When there is something frustrating that happens in the daily use of the design, it surfaces pretty quickly. The designers themselves experience that frustration and, because they control the design, focus on eliminating it. Even non-frequent frustrating points, such as something that might appear on initial use, surface frequently because the team is well connected to the support channels, conducting, in essence, inexpensive usability tests as they help customers walk through the issue.
The teams from Apple and 37signals wouldn’t have the same success for designs they didn’t frequently use themselves. If they went out to build tools for intensive care medical teams or elementary school teachers, those designs would likely fail. Because each designer isn’t creating something they use themselves, they wouldn’t discover the frustration. They don’t know the natural flows or the contextual nuances (such as what happens with stuff the user prints out). Their designs would be uninformed and clumsy.
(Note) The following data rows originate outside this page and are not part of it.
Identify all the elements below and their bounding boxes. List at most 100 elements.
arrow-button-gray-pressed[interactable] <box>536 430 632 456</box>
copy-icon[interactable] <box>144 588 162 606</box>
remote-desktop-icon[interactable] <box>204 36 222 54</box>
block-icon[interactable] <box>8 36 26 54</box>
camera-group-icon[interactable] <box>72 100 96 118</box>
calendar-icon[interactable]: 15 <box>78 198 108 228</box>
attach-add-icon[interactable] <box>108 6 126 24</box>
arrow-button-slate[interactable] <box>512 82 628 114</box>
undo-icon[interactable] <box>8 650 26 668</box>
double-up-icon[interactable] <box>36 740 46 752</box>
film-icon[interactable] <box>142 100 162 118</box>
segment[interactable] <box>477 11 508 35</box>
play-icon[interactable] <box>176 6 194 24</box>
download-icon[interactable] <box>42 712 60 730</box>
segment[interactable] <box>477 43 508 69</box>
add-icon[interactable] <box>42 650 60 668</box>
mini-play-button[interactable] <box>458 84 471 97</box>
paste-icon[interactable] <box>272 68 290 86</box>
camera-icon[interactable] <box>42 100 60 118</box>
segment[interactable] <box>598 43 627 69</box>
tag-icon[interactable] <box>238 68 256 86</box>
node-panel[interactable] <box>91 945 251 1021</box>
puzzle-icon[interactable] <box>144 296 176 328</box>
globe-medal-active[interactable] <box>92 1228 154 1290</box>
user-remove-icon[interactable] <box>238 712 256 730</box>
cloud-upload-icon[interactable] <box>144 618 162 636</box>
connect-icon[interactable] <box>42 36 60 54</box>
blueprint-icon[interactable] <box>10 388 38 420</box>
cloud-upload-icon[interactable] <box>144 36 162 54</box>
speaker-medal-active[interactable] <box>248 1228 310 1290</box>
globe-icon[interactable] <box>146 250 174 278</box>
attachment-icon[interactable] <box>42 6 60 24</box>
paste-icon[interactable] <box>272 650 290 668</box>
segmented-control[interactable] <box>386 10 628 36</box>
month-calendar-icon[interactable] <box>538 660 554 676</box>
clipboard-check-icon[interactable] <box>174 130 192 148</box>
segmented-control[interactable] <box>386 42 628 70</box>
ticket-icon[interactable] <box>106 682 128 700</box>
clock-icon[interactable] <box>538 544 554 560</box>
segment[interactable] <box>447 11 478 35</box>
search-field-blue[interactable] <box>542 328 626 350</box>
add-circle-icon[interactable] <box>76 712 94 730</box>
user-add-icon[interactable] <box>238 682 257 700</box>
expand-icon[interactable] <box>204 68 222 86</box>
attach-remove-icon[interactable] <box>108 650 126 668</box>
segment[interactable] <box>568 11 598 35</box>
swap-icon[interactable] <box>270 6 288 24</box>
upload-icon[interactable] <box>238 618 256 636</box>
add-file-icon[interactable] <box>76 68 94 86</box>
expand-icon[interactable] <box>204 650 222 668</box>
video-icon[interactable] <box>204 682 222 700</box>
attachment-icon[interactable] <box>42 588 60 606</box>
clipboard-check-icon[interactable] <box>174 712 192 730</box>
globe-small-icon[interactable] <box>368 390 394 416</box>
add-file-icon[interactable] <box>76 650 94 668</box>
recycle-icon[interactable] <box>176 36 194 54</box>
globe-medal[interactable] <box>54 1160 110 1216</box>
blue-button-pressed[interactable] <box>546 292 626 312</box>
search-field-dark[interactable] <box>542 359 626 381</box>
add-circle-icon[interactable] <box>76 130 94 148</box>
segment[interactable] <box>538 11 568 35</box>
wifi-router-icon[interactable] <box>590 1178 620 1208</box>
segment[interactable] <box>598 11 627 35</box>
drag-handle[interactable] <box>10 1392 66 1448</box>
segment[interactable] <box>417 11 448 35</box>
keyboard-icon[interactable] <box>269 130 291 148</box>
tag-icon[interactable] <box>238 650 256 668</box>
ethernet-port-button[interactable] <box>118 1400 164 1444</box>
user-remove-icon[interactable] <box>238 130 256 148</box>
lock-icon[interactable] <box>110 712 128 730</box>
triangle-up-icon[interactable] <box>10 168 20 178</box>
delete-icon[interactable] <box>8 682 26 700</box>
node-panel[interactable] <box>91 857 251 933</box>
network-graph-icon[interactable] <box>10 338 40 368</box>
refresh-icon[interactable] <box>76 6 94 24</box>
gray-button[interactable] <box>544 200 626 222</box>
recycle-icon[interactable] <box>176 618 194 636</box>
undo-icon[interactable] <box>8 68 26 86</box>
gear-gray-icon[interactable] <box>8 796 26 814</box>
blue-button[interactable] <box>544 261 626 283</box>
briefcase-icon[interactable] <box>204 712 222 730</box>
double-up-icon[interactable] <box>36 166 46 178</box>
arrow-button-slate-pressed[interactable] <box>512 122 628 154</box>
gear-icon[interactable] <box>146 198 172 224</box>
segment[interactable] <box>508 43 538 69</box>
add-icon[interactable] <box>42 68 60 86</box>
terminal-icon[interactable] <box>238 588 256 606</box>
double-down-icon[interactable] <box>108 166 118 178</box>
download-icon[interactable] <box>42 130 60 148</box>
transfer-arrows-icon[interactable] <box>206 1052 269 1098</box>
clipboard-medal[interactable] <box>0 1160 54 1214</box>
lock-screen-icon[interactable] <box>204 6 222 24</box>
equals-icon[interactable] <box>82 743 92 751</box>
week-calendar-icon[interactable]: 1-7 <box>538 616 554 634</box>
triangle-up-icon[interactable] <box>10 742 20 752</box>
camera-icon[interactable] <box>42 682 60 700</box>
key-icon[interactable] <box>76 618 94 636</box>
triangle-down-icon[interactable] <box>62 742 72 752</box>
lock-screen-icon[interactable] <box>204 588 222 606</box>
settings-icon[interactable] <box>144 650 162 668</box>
Even if they did use the product, but weren’t using it like other users, they’d still probably fail. For example, a designer working in IT helping develop intranet applications will only succeed with Self Design when they are designing for other IT designers doing similar work. If they are designing tools for people working in Sales or Manufacturing, those designs will likely fail because that’s not what the designer does, even though they use the same tool every day.
Self Design only works in those instances when you are the user and there’s a lot of users just like you, using it the way you use it. If you are not in that situation, you will likely need to resort to an alternative style for making your design decisions. But if you are in that situation, then you may, in fact, be your own user and that’s a good thing.